Alternative localized delivery

Functionalization of nanoparticles can target specific cell types. If a broad area within the vessel is the target there are other strategies available. The use of local administration using an infusion catheter as previously described with a Dispatch®, Infiltrator®, or other cardiac infusion catheters is one way to achieve local high levels of the therapeutic agent (Tahlil et al 1997; Panyam et al 2002). Local administration is also achieved through the use of drug and/or gene eluting stents such as the Cypher® and Taxus® stents (Fishbein et al 2005a, 2005b; Kittleson et al 2005; Perin 2005; Tung et al 2006b). Other drug-coated stents using different designs, such as biodegradable stents, as well as other systems are being evaluated in preclinical and clinical studies (Eisenberg and Konnyu 2006). Ex vivo application of the drug or gene in the cells is also another possible way to reduce systemic 2fects of the administered drug. However, clinical application of the ex vivo approach will be quite limited.

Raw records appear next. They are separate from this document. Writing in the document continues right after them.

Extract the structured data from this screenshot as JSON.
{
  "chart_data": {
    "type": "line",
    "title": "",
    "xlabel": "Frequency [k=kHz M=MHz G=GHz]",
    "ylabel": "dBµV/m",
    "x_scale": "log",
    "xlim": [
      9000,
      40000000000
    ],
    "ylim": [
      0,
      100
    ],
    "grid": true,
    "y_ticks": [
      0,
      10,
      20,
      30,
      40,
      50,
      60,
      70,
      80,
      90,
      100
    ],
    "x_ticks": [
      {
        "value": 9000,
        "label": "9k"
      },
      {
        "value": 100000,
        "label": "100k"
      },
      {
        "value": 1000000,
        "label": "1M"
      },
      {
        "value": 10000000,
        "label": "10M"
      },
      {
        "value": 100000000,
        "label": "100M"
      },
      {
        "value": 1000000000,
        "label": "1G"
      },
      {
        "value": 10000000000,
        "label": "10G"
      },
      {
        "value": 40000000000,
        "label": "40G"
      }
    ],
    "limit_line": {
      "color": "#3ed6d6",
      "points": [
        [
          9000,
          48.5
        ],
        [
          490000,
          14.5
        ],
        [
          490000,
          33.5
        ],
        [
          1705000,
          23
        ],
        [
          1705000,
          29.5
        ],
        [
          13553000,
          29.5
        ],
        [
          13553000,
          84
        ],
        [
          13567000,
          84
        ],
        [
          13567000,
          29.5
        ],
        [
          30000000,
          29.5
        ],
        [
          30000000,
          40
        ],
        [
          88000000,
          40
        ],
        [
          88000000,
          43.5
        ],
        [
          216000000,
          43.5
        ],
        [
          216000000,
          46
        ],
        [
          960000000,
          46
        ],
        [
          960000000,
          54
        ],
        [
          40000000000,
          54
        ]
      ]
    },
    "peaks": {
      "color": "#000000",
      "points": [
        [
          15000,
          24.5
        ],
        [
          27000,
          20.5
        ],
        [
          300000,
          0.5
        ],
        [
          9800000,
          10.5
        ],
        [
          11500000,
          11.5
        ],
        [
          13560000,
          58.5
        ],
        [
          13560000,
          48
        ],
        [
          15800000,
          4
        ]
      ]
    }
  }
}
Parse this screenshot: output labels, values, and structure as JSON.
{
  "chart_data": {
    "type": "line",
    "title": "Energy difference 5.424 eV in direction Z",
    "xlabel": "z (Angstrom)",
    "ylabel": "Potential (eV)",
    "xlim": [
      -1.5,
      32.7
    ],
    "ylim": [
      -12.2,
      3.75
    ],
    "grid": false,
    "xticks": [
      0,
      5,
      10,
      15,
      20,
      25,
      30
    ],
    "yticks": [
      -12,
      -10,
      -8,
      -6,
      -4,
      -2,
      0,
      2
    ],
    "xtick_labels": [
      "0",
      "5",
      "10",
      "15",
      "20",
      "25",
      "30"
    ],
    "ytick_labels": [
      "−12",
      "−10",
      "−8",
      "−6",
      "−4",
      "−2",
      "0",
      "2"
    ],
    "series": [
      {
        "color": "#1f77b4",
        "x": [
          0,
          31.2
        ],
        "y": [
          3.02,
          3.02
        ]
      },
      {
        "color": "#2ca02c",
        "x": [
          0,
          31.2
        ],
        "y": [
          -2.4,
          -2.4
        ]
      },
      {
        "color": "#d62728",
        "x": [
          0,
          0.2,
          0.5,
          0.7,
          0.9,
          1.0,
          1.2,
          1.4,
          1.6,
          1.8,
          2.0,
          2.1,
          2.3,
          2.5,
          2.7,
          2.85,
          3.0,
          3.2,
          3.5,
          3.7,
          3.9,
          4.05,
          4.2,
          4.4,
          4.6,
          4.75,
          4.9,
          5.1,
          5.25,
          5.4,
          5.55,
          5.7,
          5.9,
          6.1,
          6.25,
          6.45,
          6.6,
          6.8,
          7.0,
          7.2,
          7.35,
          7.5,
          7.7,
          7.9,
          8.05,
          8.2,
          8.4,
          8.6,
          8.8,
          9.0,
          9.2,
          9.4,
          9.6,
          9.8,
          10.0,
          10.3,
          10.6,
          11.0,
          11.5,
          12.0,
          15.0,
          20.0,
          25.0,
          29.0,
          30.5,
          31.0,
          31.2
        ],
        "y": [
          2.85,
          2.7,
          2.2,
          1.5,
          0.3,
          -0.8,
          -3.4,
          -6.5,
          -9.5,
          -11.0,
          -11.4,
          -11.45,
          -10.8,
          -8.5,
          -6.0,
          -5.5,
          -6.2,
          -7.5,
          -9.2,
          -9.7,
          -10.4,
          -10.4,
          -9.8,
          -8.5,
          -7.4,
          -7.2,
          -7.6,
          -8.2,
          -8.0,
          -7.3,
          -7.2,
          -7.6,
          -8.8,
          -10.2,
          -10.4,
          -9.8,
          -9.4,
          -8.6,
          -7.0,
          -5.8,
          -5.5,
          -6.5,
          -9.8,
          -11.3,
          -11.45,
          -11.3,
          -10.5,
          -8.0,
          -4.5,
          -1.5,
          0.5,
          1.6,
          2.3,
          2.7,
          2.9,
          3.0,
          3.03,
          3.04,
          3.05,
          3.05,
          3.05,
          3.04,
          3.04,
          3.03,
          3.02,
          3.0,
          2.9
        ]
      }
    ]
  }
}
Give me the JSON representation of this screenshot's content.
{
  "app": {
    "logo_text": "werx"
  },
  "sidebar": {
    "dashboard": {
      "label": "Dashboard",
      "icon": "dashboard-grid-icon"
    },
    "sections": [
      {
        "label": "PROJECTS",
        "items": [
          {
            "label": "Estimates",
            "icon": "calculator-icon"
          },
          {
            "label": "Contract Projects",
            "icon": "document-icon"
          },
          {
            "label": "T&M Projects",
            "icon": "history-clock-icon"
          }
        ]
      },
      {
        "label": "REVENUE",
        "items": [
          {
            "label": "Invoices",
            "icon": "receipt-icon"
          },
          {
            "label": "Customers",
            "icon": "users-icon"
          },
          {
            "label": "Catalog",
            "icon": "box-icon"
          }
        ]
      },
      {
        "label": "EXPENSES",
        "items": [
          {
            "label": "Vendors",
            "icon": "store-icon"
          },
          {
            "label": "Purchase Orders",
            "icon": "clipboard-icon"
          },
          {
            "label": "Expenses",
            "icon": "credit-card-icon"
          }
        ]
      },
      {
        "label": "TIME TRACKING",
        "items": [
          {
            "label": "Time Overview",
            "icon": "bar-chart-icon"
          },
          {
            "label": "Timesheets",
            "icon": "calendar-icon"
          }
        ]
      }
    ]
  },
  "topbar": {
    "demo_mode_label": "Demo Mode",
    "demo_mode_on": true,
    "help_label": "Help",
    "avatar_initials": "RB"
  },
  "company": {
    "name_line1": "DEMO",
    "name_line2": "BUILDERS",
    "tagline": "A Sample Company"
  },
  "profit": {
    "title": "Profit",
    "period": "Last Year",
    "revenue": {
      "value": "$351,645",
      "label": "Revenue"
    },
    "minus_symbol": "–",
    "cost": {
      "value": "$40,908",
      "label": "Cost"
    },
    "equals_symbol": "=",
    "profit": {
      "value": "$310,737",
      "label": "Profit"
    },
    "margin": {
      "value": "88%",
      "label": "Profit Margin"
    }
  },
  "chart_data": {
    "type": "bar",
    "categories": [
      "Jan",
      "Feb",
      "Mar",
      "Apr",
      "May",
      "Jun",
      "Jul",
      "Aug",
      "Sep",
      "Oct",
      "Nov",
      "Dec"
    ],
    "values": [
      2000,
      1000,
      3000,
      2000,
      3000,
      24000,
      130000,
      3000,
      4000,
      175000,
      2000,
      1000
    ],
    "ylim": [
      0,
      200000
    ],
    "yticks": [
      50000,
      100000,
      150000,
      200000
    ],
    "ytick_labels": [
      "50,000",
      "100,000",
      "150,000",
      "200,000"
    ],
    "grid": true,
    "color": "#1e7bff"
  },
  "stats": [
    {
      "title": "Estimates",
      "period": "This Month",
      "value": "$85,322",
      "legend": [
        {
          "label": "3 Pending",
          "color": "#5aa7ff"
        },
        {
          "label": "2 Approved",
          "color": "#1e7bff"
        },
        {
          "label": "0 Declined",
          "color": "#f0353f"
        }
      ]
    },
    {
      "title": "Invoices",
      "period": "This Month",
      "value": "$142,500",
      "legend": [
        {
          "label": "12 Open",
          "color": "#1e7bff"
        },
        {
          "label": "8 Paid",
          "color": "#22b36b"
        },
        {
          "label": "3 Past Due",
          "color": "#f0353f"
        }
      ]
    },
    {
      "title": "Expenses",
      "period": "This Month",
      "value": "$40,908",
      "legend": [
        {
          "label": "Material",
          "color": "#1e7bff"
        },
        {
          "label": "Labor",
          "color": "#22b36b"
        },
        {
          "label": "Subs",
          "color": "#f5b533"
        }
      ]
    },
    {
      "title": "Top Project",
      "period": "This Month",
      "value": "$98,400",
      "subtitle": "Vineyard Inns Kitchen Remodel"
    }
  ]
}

Conclusion and future outlook

There is a need to develop an alterative to stents and drug-eluting stents for the treatment of coronary restenosis. In this review paper, we have evaluated the current research in the field of nanoparticulate carriers for delivery of drugs and genes. Future work should focus on creating novel delivery systems that have less cytotoxic effects. Much of the liposomal work done to date, uses Lipofectamine® as the transfection agent. While this transfection reagent works well in nonclinical settings, it has shown to exhibit significant toxicity in porcine arteries upon systemic administration (Armeanu et al 2000). Few studies have utilized the advances in nanoparticle targeting for treatment of restenosis. The cytostatic drugs currently being used may not be the best option for the treatment of this disorder, as they do not promote the growth of the endothelium. The work performed in the field of active targeting has produced a number of cell-specific targeting ligands that would enhance the delivery and retention of the nanoparticles to the restenotic lesion, resulting in an increase in the efficacy of the therapeutic agent. Future studies should focus on creating biocompatible nanoparticles with targeting moieties to allow for increased tissue-specific delivery and cellular uptake with limited toxicity upon systemic administration. Gelatin-based materials, for instance, may be particularly well suited for this application, since there is abundance of collagen at the site of the lesion. Gelatin-based delivery systems also do not induce any inflammatory effect. The key to developing a successful therapy will be to promote re-endothelialization, while inhibiting any SMC growth, or vascular remodeling. Ideally, the therapy will be able to be given in a noninvasive manner or in conjunction with the initial clearing of the atherosclerotic plaque using an infusion balloon catheter. With recent observations of thrombosis upon long-term implantantation of the DES, it is clear that alternative therapeutic strategies are needed for effective treatment of coronary restenosis. This review, hopefully, will provide an impetus for further research in this area and, especially promote the development of nanoparticulate delivery systems for both drug and gene therapy of this disease.